Civil Engineers Advise Infrastructure Investment In Illinois
Infrastructure in Illinois is getting dangerously close to disrepair, according to a report from the American Society of Civil Engineers. The state received a "C-" for its maintenance of roads, bridges and waterways.
The group says Illinois' grade is cause for concern, especially given recent infrastructure failures. Those headlines include last weekend's water crisis in Toledo, Ohio and chemical pollutants in West Virginia water earlier this year.
Congress recently put off dealing with a severely underfunded road program for another year, something Darren Olsen, with the engineer’s group, says is contrary to progress. He says governments on the state and federal level need to come up with a long term, sustainable funding source, especially given new environmental challenges.
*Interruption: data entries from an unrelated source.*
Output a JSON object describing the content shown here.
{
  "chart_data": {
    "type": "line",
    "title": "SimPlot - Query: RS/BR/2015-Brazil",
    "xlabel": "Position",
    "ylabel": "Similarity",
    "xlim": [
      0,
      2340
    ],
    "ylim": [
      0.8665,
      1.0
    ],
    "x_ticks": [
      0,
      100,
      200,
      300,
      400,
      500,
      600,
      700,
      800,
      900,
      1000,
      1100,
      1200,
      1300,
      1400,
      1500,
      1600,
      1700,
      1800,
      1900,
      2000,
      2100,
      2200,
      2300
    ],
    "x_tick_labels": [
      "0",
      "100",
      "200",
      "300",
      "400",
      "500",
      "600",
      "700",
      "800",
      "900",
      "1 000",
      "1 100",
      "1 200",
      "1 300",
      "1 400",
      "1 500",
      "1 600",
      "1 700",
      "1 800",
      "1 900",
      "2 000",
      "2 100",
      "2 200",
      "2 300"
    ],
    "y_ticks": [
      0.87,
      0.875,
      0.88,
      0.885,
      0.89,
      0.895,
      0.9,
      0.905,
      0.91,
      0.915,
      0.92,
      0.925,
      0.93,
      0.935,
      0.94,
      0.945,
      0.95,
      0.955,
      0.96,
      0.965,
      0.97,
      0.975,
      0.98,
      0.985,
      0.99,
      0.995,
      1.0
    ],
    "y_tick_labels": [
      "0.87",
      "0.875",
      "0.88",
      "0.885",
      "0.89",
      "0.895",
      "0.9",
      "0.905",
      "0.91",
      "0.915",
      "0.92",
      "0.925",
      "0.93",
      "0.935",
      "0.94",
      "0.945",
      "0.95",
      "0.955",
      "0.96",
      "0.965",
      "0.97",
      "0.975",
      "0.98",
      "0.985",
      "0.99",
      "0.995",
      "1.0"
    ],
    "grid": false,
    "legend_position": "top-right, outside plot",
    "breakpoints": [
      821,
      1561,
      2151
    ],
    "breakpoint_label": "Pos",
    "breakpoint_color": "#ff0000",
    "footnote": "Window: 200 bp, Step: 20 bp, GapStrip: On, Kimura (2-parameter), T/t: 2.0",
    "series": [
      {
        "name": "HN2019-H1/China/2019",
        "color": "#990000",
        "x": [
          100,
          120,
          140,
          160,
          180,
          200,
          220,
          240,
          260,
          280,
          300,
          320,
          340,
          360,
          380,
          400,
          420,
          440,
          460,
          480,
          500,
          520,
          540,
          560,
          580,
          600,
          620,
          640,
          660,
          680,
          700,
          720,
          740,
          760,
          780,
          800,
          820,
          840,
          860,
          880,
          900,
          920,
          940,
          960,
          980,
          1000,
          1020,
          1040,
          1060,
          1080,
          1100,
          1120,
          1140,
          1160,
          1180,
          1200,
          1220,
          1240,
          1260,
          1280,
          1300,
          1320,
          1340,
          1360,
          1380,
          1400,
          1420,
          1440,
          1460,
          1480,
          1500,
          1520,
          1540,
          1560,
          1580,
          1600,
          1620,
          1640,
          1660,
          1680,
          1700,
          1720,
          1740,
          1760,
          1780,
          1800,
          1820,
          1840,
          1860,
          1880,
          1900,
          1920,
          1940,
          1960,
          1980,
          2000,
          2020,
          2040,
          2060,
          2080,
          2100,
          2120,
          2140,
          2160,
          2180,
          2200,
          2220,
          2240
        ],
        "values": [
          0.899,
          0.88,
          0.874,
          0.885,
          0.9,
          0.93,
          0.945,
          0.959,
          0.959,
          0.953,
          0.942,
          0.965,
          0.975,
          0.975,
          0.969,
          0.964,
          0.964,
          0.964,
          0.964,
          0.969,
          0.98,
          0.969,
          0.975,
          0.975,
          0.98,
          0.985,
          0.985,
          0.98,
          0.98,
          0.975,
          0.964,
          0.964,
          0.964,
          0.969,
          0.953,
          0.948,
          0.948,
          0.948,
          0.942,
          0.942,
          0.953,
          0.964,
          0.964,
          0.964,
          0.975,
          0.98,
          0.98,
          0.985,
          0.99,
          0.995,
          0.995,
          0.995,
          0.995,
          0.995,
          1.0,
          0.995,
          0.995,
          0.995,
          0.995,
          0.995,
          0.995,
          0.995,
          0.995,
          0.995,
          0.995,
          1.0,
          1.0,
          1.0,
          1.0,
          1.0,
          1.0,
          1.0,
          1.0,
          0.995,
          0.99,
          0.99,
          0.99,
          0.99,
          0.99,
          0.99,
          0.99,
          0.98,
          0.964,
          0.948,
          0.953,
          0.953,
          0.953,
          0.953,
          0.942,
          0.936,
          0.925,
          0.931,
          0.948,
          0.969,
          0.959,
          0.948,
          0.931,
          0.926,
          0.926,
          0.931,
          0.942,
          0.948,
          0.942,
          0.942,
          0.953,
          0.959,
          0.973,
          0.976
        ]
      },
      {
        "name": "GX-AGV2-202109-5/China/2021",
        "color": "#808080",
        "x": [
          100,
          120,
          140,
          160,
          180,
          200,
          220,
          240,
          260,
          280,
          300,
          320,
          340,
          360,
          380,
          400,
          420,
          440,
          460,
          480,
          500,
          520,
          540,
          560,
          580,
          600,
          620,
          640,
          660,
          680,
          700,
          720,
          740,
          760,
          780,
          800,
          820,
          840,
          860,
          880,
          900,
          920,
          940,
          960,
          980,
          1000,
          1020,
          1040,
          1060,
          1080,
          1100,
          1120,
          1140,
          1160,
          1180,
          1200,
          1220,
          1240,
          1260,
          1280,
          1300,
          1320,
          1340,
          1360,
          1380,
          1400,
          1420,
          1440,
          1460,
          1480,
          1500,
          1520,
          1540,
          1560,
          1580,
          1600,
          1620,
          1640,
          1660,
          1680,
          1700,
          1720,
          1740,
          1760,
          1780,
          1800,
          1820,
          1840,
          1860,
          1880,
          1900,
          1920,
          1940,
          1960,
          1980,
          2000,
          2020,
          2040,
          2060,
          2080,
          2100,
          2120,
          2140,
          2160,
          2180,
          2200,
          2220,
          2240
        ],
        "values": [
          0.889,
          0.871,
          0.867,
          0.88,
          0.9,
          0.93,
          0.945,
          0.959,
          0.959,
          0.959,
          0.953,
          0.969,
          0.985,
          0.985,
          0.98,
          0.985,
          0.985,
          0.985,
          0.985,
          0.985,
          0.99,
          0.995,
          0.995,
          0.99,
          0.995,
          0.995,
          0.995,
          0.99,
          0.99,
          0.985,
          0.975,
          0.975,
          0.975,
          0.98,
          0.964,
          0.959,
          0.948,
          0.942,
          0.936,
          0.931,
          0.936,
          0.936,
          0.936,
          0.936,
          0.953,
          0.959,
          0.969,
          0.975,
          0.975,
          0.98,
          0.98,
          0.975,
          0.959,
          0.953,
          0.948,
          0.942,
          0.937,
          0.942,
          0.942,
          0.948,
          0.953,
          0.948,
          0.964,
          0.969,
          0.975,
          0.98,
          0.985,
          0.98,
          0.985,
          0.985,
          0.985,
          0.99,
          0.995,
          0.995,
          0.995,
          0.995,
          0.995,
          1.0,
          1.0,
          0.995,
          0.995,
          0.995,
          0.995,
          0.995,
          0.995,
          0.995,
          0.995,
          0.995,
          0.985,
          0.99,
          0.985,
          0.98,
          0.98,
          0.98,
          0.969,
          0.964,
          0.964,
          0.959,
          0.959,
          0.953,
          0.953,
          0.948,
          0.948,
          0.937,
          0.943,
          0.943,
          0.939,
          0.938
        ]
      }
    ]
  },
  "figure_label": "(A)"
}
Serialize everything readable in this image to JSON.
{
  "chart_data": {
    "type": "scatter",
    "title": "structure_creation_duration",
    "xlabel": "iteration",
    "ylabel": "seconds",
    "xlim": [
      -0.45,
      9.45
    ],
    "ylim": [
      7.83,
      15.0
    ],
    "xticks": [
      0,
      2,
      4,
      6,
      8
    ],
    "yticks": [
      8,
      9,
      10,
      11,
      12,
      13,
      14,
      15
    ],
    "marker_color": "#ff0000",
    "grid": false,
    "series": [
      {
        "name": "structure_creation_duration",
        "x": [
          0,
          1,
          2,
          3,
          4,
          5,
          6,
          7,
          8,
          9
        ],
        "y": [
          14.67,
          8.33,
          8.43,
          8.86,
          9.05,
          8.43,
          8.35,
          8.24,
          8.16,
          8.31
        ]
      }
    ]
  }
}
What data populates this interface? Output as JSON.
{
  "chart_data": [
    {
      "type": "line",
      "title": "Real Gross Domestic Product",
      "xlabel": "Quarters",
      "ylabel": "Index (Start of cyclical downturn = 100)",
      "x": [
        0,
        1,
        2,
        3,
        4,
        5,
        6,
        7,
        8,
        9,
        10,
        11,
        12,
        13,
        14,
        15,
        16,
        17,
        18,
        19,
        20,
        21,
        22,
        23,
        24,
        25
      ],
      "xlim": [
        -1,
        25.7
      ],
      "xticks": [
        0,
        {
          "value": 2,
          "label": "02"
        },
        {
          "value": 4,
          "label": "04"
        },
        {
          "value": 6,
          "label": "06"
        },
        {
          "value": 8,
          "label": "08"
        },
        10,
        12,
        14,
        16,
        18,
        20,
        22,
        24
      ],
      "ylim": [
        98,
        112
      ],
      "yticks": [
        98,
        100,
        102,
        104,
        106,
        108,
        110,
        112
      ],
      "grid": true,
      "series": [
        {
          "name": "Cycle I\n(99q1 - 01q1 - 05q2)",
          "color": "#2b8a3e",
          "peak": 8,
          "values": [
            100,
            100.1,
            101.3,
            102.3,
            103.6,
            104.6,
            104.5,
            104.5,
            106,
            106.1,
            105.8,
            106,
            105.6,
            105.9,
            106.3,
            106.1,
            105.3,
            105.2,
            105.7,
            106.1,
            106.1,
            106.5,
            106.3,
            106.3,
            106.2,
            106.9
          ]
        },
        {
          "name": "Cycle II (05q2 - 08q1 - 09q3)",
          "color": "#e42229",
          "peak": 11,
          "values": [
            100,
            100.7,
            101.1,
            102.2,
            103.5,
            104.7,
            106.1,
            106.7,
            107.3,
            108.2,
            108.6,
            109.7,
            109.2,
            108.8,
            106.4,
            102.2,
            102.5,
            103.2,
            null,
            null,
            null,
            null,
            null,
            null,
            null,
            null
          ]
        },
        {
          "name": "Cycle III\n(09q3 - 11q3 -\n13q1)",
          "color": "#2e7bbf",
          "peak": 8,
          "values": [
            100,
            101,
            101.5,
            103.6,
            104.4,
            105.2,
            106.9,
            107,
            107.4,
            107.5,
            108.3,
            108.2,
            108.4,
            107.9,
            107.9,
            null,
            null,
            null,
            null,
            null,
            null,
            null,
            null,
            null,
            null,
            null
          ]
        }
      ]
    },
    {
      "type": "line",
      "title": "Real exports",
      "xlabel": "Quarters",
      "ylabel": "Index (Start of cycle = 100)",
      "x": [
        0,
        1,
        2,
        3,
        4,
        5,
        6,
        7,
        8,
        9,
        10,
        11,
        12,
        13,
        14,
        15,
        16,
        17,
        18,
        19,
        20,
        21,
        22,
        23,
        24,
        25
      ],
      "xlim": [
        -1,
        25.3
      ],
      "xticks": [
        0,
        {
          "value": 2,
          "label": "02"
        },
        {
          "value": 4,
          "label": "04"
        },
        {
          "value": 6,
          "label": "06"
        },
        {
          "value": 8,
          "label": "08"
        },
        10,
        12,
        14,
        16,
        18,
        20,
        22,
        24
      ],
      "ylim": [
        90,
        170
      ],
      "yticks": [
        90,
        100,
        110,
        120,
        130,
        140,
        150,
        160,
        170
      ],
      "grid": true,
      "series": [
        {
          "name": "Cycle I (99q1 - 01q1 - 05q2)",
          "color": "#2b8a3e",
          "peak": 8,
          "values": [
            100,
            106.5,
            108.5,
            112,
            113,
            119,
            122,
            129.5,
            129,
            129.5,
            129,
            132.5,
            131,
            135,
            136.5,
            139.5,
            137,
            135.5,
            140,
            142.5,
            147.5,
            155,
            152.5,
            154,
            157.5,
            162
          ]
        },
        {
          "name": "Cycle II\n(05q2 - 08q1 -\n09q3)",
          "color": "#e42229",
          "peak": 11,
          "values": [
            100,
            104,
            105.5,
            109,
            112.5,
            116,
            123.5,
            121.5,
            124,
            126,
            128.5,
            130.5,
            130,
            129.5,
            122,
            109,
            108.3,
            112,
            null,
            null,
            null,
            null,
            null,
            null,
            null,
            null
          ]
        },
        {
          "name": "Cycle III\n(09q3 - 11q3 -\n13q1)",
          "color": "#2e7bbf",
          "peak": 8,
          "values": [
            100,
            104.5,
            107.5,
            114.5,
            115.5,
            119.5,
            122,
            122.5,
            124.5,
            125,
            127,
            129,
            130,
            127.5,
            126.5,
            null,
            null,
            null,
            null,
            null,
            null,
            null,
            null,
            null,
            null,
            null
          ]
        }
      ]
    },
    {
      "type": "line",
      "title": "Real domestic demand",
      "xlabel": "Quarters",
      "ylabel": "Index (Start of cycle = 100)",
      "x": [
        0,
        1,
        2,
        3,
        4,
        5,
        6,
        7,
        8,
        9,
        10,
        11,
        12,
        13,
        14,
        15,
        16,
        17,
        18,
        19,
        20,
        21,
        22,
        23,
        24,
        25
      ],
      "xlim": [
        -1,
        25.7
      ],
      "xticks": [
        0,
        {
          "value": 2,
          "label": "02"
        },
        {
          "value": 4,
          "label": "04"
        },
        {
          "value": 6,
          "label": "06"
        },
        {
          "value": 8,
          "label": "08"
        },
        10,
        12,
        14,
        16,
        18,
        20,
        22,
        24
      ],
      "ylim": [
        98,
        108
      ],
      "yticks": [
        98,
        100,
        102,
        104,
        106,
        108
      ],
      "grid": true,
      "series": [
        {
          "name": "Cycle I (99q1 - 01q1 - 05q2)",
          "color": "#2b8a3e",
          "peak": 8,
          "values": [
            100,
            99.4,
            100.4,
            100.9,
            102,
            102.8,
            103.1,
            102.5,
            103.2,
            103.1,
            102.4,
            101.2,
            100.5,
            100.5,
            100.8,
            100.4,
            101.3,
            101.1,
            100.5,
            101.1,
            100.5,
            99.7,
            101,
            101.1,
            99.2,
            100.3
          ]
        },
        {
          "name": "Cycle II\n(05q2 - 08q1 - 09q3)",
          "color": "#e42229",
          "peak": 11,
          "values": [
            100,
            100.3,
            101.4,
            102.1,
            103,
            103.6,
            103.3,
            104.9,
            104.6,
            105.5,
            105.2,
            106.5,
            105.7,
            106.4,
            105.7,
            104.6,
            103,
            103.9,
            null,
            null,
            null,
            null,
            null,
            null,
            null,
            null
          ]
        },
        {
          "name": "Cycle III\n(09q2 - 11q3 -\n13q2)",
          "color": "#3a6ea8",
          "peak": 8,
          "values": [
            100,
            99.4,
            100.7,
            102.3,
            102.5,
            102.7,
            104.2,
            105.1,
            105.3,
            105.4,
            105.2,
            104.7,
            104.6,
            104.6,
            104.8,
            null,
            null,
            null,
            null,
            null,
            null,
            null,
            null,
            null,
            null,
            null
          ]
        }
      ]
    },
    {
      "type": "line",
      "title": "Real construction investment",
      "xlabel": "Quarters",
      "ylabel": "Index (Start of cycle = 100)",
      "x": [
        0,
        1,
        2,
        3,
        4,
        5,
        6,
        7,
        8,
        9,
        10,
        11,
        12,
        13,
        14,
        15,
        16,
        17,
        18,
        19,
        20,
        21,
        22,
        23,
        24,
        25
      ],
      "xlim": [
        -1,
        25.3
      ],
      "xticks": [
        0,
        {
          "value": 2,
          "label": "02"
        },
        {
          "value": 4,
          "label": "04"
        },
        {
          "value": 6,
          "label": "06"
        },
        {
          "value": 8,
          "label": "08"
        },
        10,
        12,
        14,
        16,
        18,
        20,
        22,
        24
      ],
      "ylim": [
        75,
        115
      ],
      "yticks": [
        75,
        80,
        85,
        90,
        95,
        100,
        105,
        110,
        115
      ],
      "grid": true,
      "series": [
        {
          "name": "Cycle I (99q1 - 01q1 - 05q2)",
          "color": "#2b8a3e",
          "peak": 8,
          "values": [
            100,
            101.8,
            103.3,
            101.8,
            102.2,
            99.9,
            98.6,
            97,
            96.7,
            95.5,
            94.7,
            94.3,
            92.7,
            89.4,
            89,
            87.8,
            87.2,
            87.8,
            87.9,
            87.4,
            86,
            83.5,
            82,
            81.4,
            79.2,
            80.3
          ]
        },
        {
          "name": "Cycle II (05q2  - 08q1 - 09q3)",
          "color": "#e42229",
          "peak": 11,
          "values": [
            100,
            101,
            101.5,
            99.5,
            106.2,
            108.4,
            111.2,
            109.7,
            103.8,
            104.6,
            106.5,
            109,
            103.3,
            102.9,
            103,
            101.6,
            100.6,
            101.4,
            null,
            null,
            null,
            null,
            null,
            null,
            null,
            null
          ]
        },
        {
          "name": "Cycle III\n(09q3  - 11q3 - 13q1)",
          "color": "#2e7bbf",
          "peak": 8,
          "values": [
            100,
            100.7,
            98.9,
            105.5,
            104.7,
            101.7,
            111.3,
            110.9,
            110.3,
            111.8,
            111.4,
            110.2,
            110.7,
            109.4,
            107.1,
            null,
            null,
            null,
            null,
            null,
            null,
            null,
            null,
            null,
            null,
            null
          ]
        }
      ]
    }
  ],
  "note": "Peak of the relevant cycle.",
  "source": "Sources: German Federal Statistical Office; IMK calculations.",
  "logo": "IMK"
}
"Call it climate change, call it global warming," he said. "We need to make sure that as we maintain and design and build these infrastructure systems that they're done in a resilient way that they can withstand weather patterns that we probably haven't seen in the past."
For example, six months after the drought of summer 2012, barges on the Mississippi River got stuck because of low winter water levels.
But any "long term, sustainable funding source" has been hard to lock down in recent years, as gridlock in
Washington blocked a solution to the road fund problem, and non-action in Springfield has made any conversation surrounding the gas tax a non-starter.
A coalition of business leaders has repeatedly proposed raising the state's gas tax, which hasn't increased in 24 years. But gas station owners and the fuel lobby arguesraising the gas tax will be bad for business, especially for stations along state lines, where drivers could easily cross to buy gasoline in Indiana, Kentucky, Missouri, Iowa or Wisconsin.